RecurrentGemma for Researchers
RecurrentGemma is a technically unique model that enhances memory efficiency by utilizing both local attention and recurrent neural networks. The main underlying technology behind RecurrentGemma is a combination of Recurrent Neural Networks leveraged by Large Language Model architecture.
This allows the model to overcome several shortcomings which Recurrent Neural Networks (RNNs) face. Recurrent neural networks (RNNs) have fast inference and scale efficiently on long sequences, but they are difficult to train and hard to scale, this is where LLMs come into the picture to address these shortcomings.
Take a look at this image below where you can see RecurrentGemma producing higher levels of Max Tokens at varying sample lengths compared to the Gemma 2B model.

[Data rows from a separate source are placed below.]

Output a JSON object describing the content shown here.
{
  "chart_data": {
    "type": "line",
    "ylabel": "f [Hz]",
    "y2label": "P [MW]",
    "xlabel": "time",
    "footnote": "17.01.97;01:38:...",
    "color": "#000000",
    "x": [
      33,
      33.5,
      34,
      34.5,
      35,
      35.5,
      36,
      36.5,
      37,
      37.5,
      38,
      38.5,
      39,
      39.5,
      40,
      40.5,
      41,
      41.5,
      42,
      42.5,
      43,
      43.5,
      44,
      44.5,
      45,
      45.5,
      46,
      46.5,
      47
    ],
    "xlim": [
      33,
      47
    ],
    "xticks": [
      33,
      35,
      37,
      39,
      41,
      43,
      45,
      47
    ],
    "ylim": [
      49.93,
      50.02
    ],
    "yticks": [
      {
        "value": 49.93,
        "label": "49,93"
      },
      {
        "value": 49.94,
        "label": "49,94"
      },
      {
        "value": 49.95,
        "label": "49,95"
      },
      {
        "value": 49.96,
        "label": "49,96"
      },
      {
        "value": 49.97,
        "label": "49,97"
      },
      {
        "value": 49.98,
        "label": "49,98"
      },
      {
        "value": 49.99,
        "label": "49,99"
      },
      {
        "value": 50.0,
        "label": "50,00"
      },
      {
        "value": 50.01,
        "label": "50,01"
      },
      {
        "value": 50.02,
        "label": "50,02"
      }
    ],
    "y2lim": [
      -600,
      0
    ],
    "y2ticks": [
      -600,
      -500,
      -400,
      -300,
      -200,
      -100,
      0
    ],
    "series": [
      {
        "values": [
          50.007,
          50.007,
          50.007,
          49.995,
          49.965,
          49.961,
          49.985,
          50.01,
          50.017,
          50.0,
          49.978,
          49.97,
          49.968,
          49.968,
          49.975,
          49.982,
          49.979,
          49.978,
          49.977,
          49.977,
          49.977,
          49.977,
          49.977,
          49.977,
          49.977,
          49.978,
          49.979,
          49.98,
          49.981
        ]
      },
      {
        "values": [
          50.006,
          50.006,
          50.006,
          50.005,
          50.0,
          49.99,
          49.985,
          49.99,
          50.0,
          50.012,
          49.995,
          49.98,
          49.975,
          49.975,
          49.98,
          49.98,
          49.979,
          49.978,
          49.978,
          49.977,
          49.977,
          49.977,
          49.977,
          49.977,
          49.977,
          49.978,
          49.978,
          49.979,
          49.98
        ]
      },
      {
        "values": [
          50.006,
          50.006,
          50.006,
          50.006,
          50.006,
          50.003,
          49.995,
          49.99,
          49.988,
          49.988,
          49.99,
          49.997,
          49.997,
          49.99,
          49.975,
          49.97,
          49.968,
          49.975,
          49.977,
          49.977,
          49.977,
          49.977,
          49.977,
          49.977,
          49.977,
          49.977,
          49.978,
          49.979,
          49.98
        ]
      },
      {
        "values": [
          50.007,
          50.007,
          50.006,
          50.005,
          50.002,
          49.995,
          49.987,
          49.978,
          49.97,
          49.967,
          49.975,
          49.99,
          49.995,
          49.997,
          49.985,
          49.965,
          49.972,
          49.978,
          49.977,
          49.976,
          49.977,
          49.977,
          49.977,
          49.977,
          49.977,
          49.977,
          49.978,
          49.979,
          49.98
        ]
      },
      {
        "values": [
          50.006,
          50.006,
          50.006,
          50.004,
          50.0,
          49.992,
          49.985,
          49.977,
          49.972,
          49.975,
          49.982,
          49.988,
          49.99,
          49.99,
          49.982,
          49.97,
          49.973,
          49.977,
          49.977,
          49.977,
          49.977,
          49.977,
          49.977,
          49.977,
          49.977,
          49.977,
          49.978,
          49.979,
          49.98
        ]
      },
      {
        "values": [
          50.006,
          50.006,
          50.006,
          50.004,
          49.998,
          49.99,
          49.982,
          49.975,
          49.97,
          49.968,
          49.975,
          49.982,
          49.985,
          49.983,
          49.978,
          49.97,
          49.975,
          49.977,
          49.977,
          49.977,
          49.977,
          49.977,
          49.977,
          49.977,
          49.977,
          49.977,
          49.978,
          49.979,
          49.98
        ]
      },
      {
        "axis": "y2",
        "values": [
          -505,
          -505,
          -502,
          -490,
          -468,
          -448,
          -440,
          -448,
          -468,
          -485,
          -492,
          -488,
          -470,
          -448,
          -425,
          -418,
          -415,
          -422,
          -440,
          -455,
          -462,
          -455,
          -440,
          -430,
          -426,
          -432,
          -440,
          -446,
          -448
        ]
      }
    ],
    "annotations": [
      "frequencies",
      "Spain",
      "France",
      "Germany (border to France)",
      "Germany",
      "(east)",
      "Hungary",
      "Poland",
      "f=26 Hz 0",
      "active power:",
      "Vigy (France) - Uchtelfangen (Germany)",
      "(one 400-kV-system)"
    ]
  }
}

Let’s look at RecurrentGemma’s groundbreaking features, solely designed to ease work for Researchers:
- Reduced memory usage: RecurrentGemma is a model that aims to increase memory efficiency by utilizing local attention and recurrent neural networks. This enables the model to significantly reduce memory requirements, making it suitable for usage on systems with constrained memory, including central processing units or single graphics processing units. This is very good news for the developer community as developers nowadays are looking for the latest ways to minimize memory requirements and improve processing times for several coding-related tasks and project works. This is highly efficient as most LLM models nowadays require highly powerful GPUs and CPUs to achieve optimality, but not RecurrentGemma.
- Increased throughput: RecurrentGemma can execute inference at much larger batch sizes because of its lower memory utilization, which results in the generation of a huge number of tokens per second—especially when creating extended sequences. In simpler words, when running live data at much larger batch sizes, recurrent neural networks in particular scale well when producing extended sequences, enabling the model to produce more tokens per second even with constrained memory. This is what users want, more output at the expense of lesser resources.
After a long time, we have a Gen AI tool in the market specifically designed to improve innovation opportunities for researchers, thanks to Google. Its widespread low memory capabilities and increased throughput pave the foundation for similar lightweight AI models in the future.
Flexibility and Safety Aspects
Google designed CodeGemma and RecurrentGemma considering the aspects of responsible AI development and safety measures considering the increased use of deep fakes, hallucination, and AI plagiarism in recent months.
Whenever a new Gen AI tool arrives in the market it is normal to be concerned about possible safety implications, but Google has made sure that we as users can be hassle-free about these concerns. The company said that the models are designed to deliver safe and responsible results as well.
Both the Gemma variants are also designed to be optimal and flexible in a widespread variety of platforms. CodeGemma and RecurrentGemma are both JAX-based and compatible with PyTorch, Gemma.cpp, Hugging Face Transformers, and JAX.
On a variety of hardware, such as laptops, desktop computers, NVIDIA GPUs, and Google Cloud TPUs, users can enable cost-effective deployment and local experimentation.
Conclusion
This is just the beginning of Google’s journey with Gemma’s lightweight family of AI large language models. As we look into both CodeGemma and RecurrentGemma, we can’t help but be impressed by its high capabilities at such low requirements. This is what lightweight models can do, and we are already getting a taste of it from Google.